L'échec de la médiation du Qatar et de la Turquie
La communauté internationale a tenté à plusieurs reprises de désamorcer la crise, mais sans succès durable. Après les violents affrontements d'octobre 2025, le Qatar et la Turquie avaient pris les devants pour organiser des pourparlers de paix à Doha et Istanbul. Ces médiations avaient abouti à un cessez-le-feu fragile, mais les négociations pour une paix durable ont échoué, les deux camps campant sur leurs positions irréconciliables. Aujourd'hui, début mars 2026, les observateurs notent que ni le Pakistan ni l'Afghanistan ne montrent le moindre signe de retrait ou d'ouverture au dialogue. La fenêtre diplomatique semble être fermée pour l'instant, laissant la place à la logique des armes comme seul mode de communication.
L'asphyxie économique : le commerce transfrontalier à l'arrêt
Les conséquences économiques de cette guerre « froide puis chaude » sont désastreuses pour les deux pays, mais particulièrement pour l'Afghanistan. La fermeture des frontières depuis octobre 2025 constitue la plus longue interruption des échanges commerciaux depuis des décennies. Pour le Pakistan, il s'agit d'un moyen de pression important, mais pour l'Afghanistan, c'est une véritable asphyxie. Les petits commerçants qui dépendent du passage des marchandises entre Peshawar et Kaboul ou entre Quetta et Kandahar sont ruinés. Les denrées alimentaires et le carburant deviennent rares et chers, ajoutant une misère économique noire à l'insécurité militaire déjà présente. Cette pauvreté accrue offre un terrain fertile au recrutement des groupes armés, perpétuant un cercle vicieux extrêmement difficile à briser.

Conclusion : L'engrenage d'une guerre sans vainqueur possible
Alors que le conflit s'installe dans la durée, il devient évident qu'il n'y aura pas de vainqueur militaire clair sur la ligne Durand. L'histoire nous enseigne que les campagnes aériennes, aussi puissantes soient-elles, ont rarement réussi à écraser une guérilla déterminée et ancrée dans la population. Comme l'a souligné l'analyste Sami Yousafzai, les missiles et les frappes aériennes ne résoudront pas ce conflit, une leçon amère que la communauté internationale aurait dû tirer des années de « guerre contre le terrorisme » menée par les États-Unis. La répétition de ces erreurs par le Pakistan ne fait qu'ajouter des couches de tragédie à une population déjà meurtrie.

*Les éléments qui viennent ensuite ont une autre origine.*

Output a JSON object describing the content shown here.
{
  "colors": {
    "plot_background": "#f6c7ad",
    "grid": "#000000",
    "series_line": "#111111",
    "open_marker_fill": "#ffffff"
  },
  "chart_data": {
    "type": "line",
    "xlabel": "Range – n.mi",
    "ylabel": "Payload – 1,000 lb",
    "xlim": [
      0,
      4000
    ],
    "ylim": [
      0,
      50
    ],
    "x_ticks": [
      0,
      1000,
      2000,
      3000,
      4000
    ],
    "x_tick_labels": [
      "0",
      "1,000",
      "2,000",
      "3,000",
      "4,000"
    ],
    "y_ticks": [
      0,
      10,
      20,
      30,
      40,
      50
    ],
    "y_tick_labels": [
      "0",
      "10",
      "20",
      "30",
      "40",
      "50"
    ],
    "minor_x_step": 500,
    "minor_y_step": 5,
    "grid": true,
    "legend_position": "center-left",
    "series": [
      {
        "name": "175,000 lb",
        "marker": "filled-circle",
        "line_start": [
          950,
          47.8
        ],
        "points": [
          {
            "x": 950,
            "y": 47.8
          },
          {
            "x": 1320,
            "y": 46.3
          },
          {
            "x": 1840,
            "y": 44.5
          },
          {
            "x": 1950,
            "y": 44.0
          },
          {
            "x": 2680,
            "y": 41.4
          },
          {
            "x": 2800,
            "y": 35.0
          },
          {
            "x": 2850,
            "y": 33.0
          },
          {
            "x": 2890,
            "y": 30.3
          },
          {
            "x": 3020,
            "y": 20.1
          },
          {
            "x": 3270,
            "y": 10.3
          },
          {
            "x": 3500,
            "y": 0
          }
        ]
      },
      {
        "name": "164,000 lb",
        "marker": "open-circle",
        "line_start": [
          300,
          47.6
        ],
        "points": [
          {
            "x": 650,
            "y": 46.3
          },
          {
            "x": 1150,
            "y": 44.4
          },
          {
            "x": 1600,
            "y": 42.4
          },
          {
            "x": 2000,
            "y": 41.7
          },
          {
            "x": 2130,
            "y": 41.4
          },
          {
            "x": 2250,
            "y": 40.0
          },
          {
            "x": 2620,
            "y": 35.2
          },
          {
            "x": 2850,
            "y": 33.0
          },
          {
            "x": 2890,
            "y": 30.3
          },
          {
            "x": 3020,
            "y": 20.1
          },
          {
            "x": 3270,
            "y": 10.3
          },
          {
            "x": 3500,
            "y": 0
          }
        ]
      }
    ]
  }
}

Le cercle vicieux de la terreur aérienne
L'option militaire choisie par Islamabad nourrit un cercle vicieux infernal. Chaque bombardement qui manque sa cible ou qui tue des civils crée de nouveaux vengeurs prêts à rejoindre les rangs des insurgés. La terreur aérienne peut détruire des infrastructures, mais elle ne peut pas tuer une idéologie ni éteindre le sentiment d'injustice. Le Pakistan, en cherchant à sécuriser ses frontières par la force, risque en réalité d'exporter l'instabilité au cœur de ses propres villes, exacerbant le terrorisme qu'il prétend combattre.
Un avenir incertain pour la région pakistano-afghane
L'avenir de la région pakistano-afghane semble s'obscurcir de jour en jour. Ce qui était initialement perçu comme un problème de sécurité interne pakistanais est désormais devenu une guerre internationale ouverte aux conséquences imprévisibles. Sans une négociation politique sincère, qui prendrait enfin en compte les réalités historiques de la ligne Durand et la complexe question du TTP, la région risque de s'enfoncer dans un conflit chronique. La faillite de la doctrine de « profondeur stratégique » du Pakistan est consommée, et elle laisse place à un vide géopolitique dangereux que personne, aujourd'hui, ne semble prêt à combler par la voie de la paix.